Saudi Arabia on Thursday announced it had undertaken another multi-billion dollar bond sale to finance a persistent budget deficit left by low oil prices.
The world's top crude oil exporter raised $12.5 billion (10.6 billion euros) in its third international bond issue, the finance ministry said.
It comes as Saudi Arabia pursues economic and social reforms including this week's announcement that it will end a ban on women driving.
The kingdom has already undertaken three "sukuk" Islamic bond issues this year -- including one international sale -- totalling around $15 billion.
Last year it raised $17.5 billion in its first global bond issue -- the largest ever by a single country. Previously it had sold domestic bonds.
The latest issue was heavily oversubscribed with orders worth $40 billion, according to the finance ministry.

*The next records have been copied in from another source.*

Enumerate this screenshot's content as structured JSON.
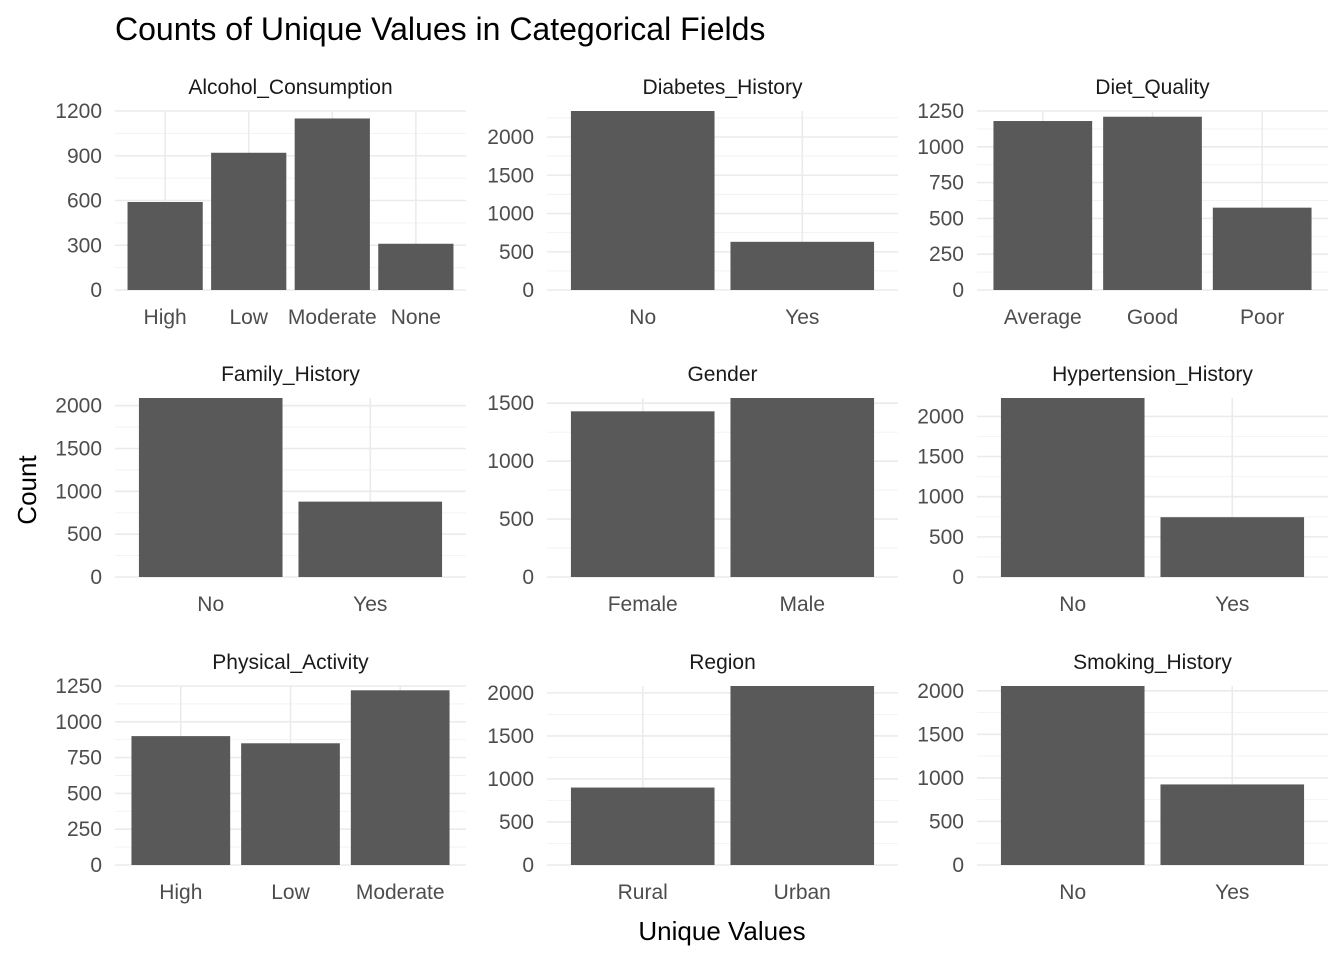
{
  "chart_data": {
    "type": "bar",
    "title": "Counts of Unique Values in Categorical Fields",
    "xlabel": "Unique Values",
    "ylabel": "Count",
    "bar_color": "#595959",
    "grid": true,
    "facets": [
      {
        "name": "Alcohol_Consumption",
        "categories": [
          "High",
          "Low",
          "Moderate",
          "None"
        ],
        "values": [
          590,
          920,
          1150,
          310
        ],
        "ylim": [
          0,
          1200
        ],
        "yticks": [
          0,
          300,
          600,
          900,
          1200
        ]
      },
      {
        "name": "Diabetes_History",
        "categories": [
          "No",
          "Yes"
        ],
        "values": [
          2340,
          630
        ],
        "ylim": [
          0,
          2340
        ],
        "yticks": [
          0,
          500,
          1000,
          1500,
          2000
        ]
      },
      {
        "name": "Diet_Quality",
        "categories": [
          "Average",
          "Good",
          "Poor"
        ],
        "values": [
          1180,
          1210,
          575
        ],
        "ylim": [
          0,
          1250
        ],
        "yticks": [
          0,
          250,
          500,
          750,
          1000,
          1250
        ]
      },
      {
        "name": "Family_History",
        "categories": [
          "No",
          "Yes"
        ],
        "values": [
          2090,
          880
        ],
        "ylim": [
          0,
          2090
        ],
        "yticks": [
          0,
          500,
          1000,
          1500,
          2000
        ]
      },
      {
        "name": "Gender",
        "categories": [
          "Female",
          "Male"
        ],
        "values": [
          1430,
          1545
        ],
        "ylim": [
          0,
          1545
        ],
        "yticks": [
          0,
          500,
          1000,
          1500
        ]
      },
      {
        "name": "Hypertension_History",
        "categories": [
          "No",
          "Yes"
        ],
        "values": [
          2230,
          745
        ],
        "ylim": [
          0,
          2230
        ],
        "yticks": [
          0,
          500,
          1000,
          1500,
          2000
        ]
      },
      {
        "name": "Physical_Activity",
        "categories": [
          "High",
          "Low",
          "Moderate"
        ],
        "values": [
          900,
          850,
          1220
        ],
        "ylim": [
          0,
          1250
        ],
        "yticks": [
          0,
          250,
          500,
          750,
          1000,
          1250
        ]
      },
      {
        "name": "Region",
        "categories": [
          "Rural",
          "Urban"
        ],
        "values": [
          900,
          2080
        ],
        "ylim": [
          0,
          2080
        ],
        "yticks": [
          0,
          500,
          1000,
          1500,
          2000
        ]
      },
      {
        "name": "Smoking_History",
        "categories": [
          "No",
          "Yes"
        ],
        "values": [
          2055,
          925
        ],
        "ylim": [
          0,
          2055
        ],
        "yticks": [
          0,
          500,
          1000,
          1500,
          2000
        ]
      }
    ]
  }
}
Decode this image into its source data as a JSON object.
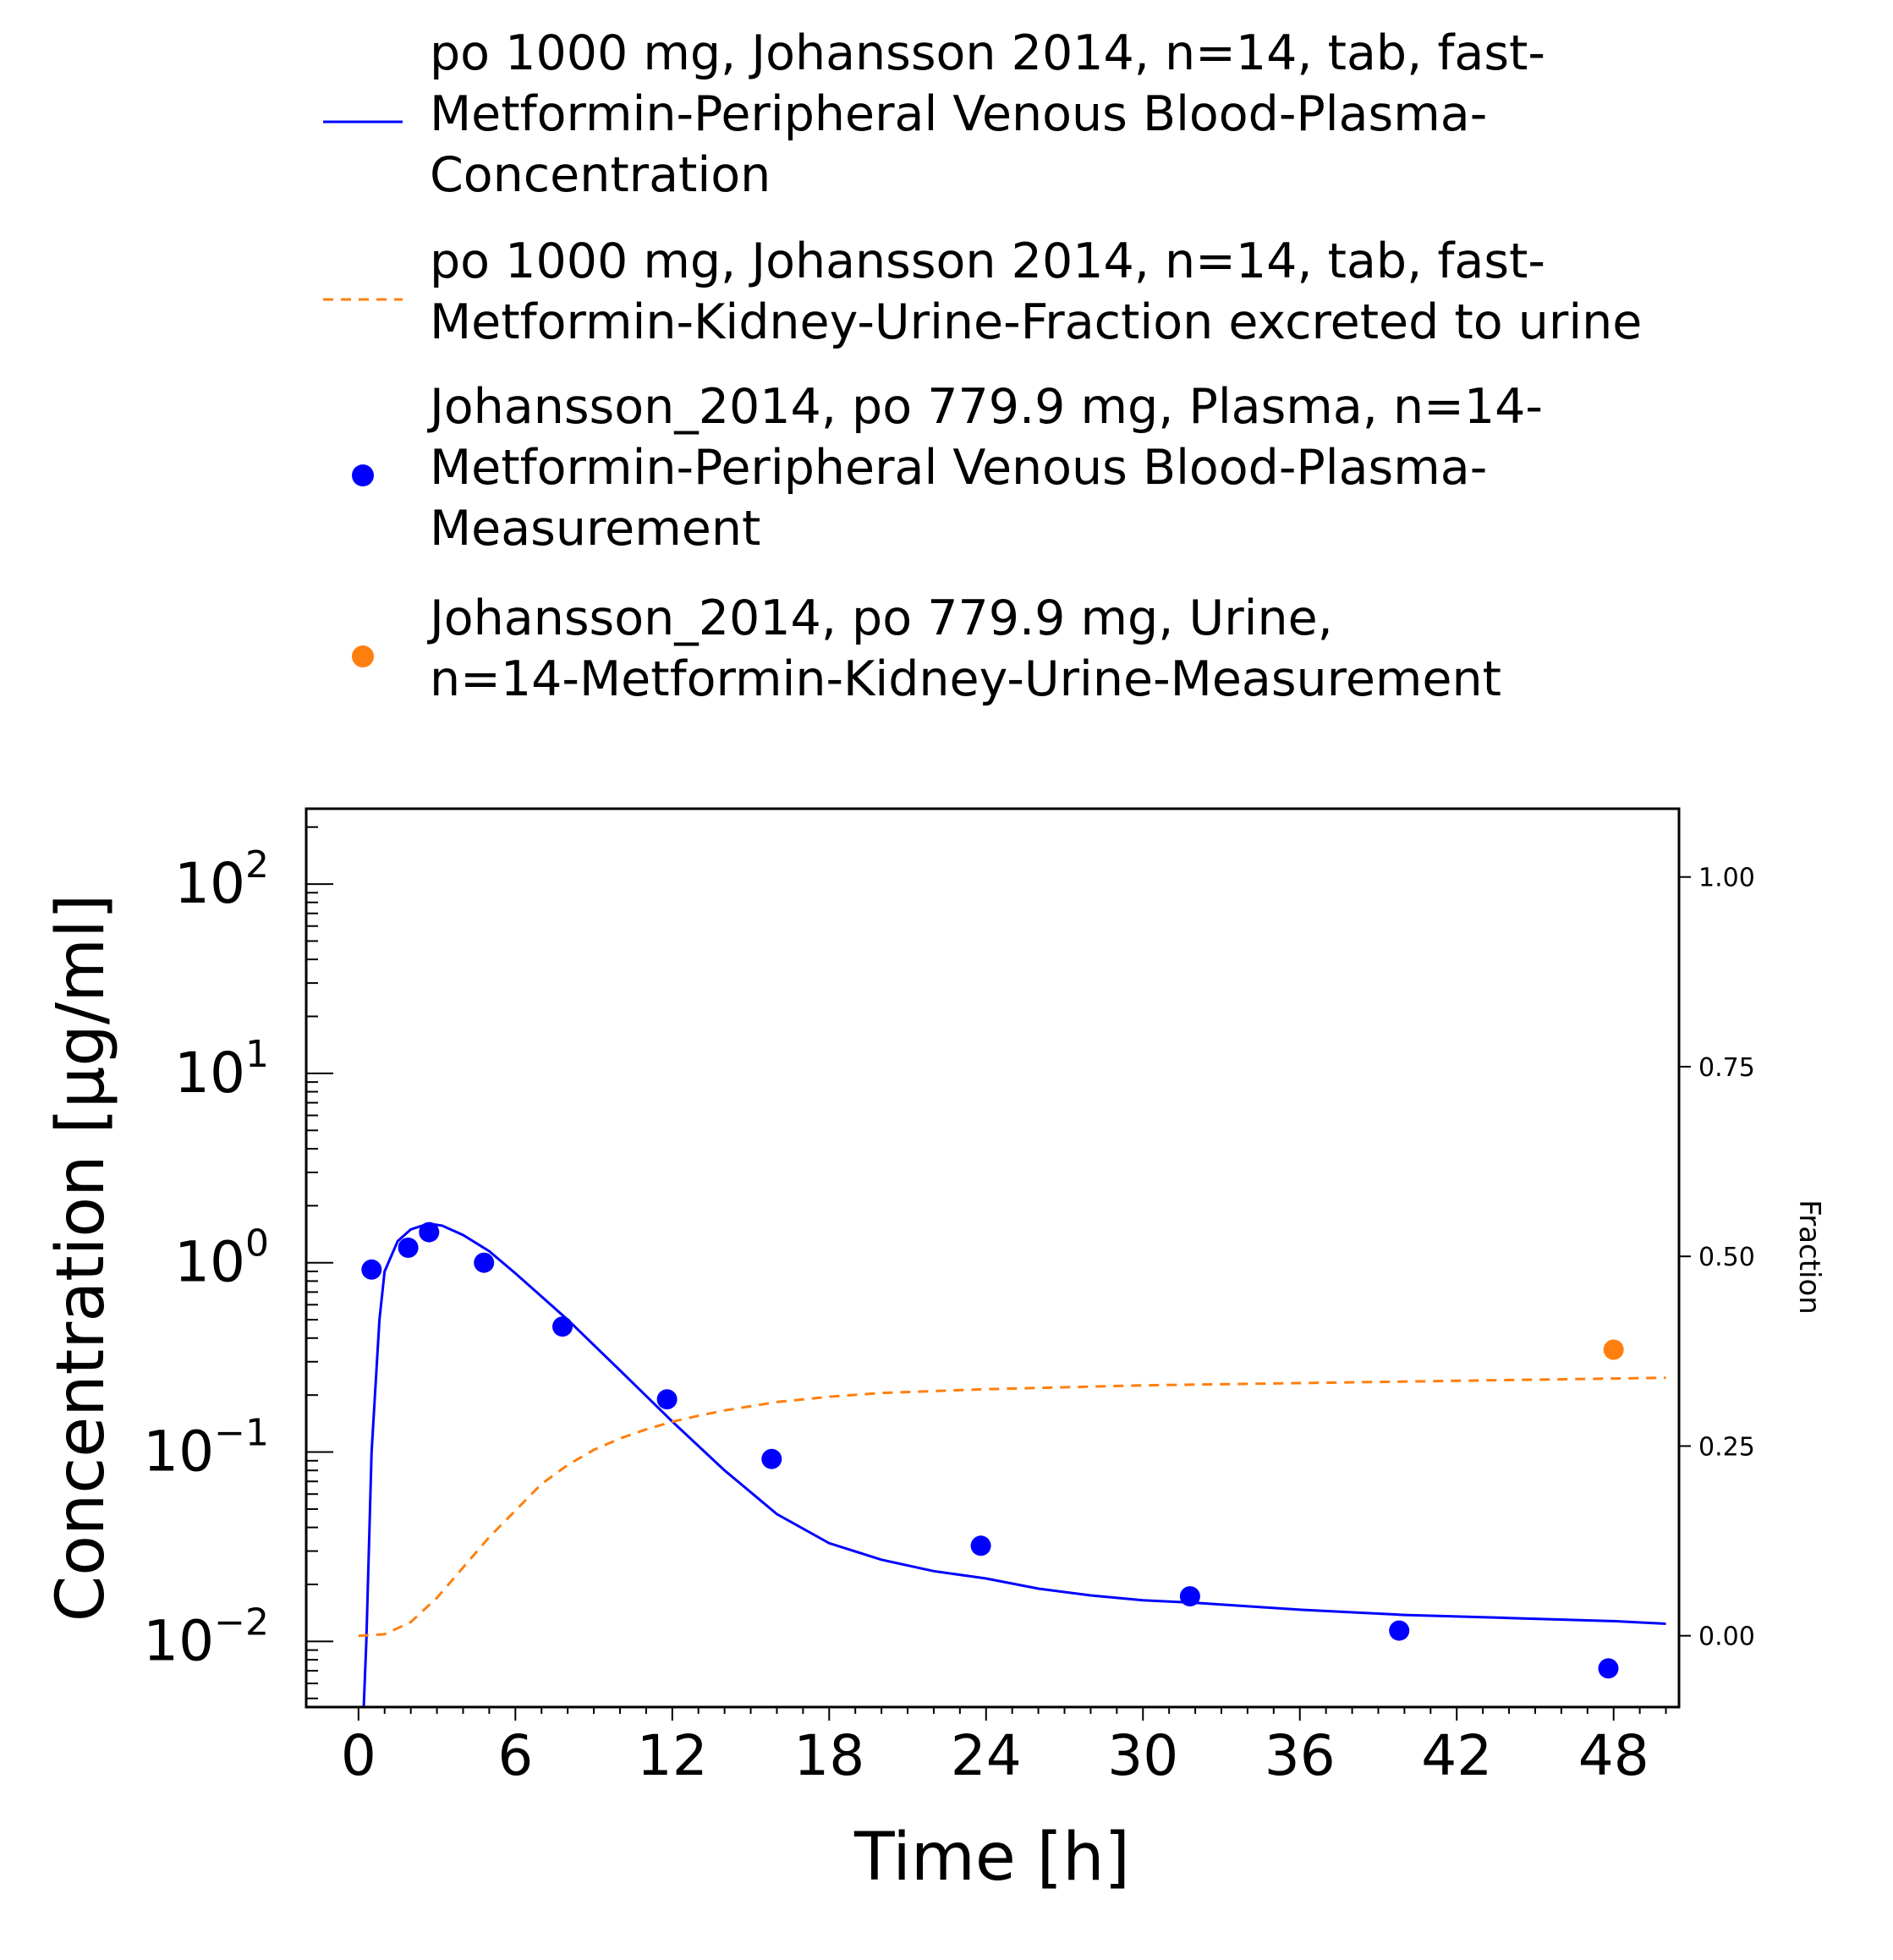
{
  "chart_data": {
    "type": "line",
    "xlabel": "Time [h]",
    "ylabel": "Concentration [µg/ml]",
    "y2label": "Fraction",
    "xlim": [
      -2,
      50.5
    ],
    "ylim": [
      0.0045,
      250
    ],
    "y_scale": "log",
    "y2lim": [
      -0.094,
      1.09
    ],
    "x_ticks": [
      0,
      6,
      12,
      18,
      24,
      30,
      36,
      42,
      48
    ],
    "y_ticks": [
      {
        "value": 100,
        "base": "10",
        "exp": "2"
      },
      {
        "value": 10,
        "base": "10",
        "exp": "1"
      },
      {
        "value": 1,
        "base": "10",
        "exp": "0"
      },
      {
        "value": 0.1,
        "base": "10",
        "exp": "−1"
      },
      {
        "value": 0.01,
        "base": "10",
        "exp": "−2"
      }
    ],
    "y2_ticks": [
      "0.00",
      "0.25",
      "0.50",
      "0.75",
      "1.00"
    ],
    "grid": false,
    "legend_position": "top",
    "series": [
      {
        "name": "po 1000 mg, Johansson 2014, n=14, tab, fast-Metformin-Peripheral Venous Blood-Plasma-Concentration",
        "legend_lines": [
          "po 1000 mg, Johansson 2014, n=14, tab, fast-",
          "Metformin-Peripheral Venous Blood-Plasma-",
          "Concentration"
        ],
        "kind": "line",
        "style": "solid",
        "color": "#0000ff",
        "axis": "left",
        "x": [
          0.2,
          0.3,
          0.5,
          0.8,
          1.0,
          1.5,
          2.0,
          2.5,
          2.8,
          3.2,
          4.0,
          5.0,
          6.0,
          8.0,
          10.0,
          12.0,
          14.0,
          16.0,
          18.0,
          20.0,
          22.0,
          24.0,
          26.0,
          28.0,
          30.0,
          32.0,
          36.0,
          40.0,
          44.0,
          48.0,
          50.0
        ],
        "y": [
          0.0035,
          0.01,
          0.1,
          0.5,
          0.9,
          1.3,
          1.5,
          1.58,
          1.6,
          1.57,
          1.4,
          1.15,
          0.88,
          0.5,
          0.27,
          0.145,
          0.08,
          0.047,
          0.033,
          0.027,
          0.0235,
          0.0215,
          0.019,
          0.0175,
          0.0165,
          0.016,
          0.0147,
          0.0138,
          0.0133,
          0.0128,
          0.0124
        ]
      },
      {
        "name": "po 1000 mg, Johansson 2014, n=14, tab, fast-Metformin-Kidney-Urine-Fraction excreted to urine",
        "legend_lines": [
          "po 1000 mg, Johansson 2014, n=14, tab, fast-",
          "Metformin-Kidney-Urine-Fraction excreted to urine"
        ],
        "kind": "line",
        "style": "dashed",
        "color": "#ff7f0e",
        "axis": "right",
        "x": [
          0,
          1,
          2,
          3,
          4,
          5,
          6,
          7,
          8,
          9,
          10,
          11,
          12,
          13,
          14,
          16,
          18,
          20,
          24,
          30,
          36,
          42,
          48,
          50
        ],
        "y": [
          0.0,
          0.002,
          0.018,
          0.05,
          0.09,
          0.13,
          0.165,
          0.2,
          0.225,
          0.245,
          0.26,
          0.272,
          0.282,
          0.29,
          0.297,
          0.308,
          0.315,
          0.32,
          0.325,
          0.33,
          0.333,
          0.336,
          0.339,
          0.34
        ]
      },
      {
        "name": "Johansson_2014, po 779.9 mg, Plasma, n=14-Metformin-Peripheral Venous Blood-Plasma-Measurement",
        "legend_lines": [
          "Johansson_2014, po 779.9 mg, Plasma, n=14-",
          "Metformin-Peripheral Venous Blood-Plasma-",
          "Measurement"
        ],
        "kind": "scatter",
        "color": "#0000ff",
        "axis": "left",
        "x": [
          0.5,
          1.9,
          2.7,
          4.8,
          7.8,
          11.8,
          15.8,
          23.8,
          31.8,
          39.8,
          47.8
        ],
        "y": [
          0.92,
          1.2,
          1.45,
          1.0,
          0.46,
          0.19,
          0.092,
          0.032,
          0.0173,
          0.0114,
          0.0072
        ]
      },
      {
        "name": "Johansson_2014, po 779.9 mg, Urine, n=14-Metformin-Kidney-Urine-Measurement",
        "legend_lines": [
          "Johansson_2014, po 779.9 mg, Urine,",
          "n=14-Metformin-Kidney-Urine-Measurement"
        ],
        "kind": "scatter",
        "color": "#ff7f0e",
        "axis": "right",
        "x": [
          48.0
        ],
        "y": [
          0.377
        ]
      }
    ]
  }
}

A slump in global oil prices resulted in massive budget shortfalls in 2014.
Saudi Arabia has posted a budget deficit in each of the past three years and is headed for a fourth year in the red in 2017.
The kingdom's deficit topped $200 billion from 2014 to 2016, and it is forecast to post a $53 billion shortfall this year.
Riyadh has also withdrawn more than $230 billion from its fiscal reserves since the end of 2014 to finance the budget deficit. Its reserves now stand at just over $490 billion.
Economic growth in Saudi Arabia is expected to hit just 0.1 percent this year, the weakest since 2009, according to the International Monetary Fund.
The kingdom is due to introduce its first value-added tax (VAT) in early 2018 and is preparing to sell just under five percent of energy giant Aramco next year.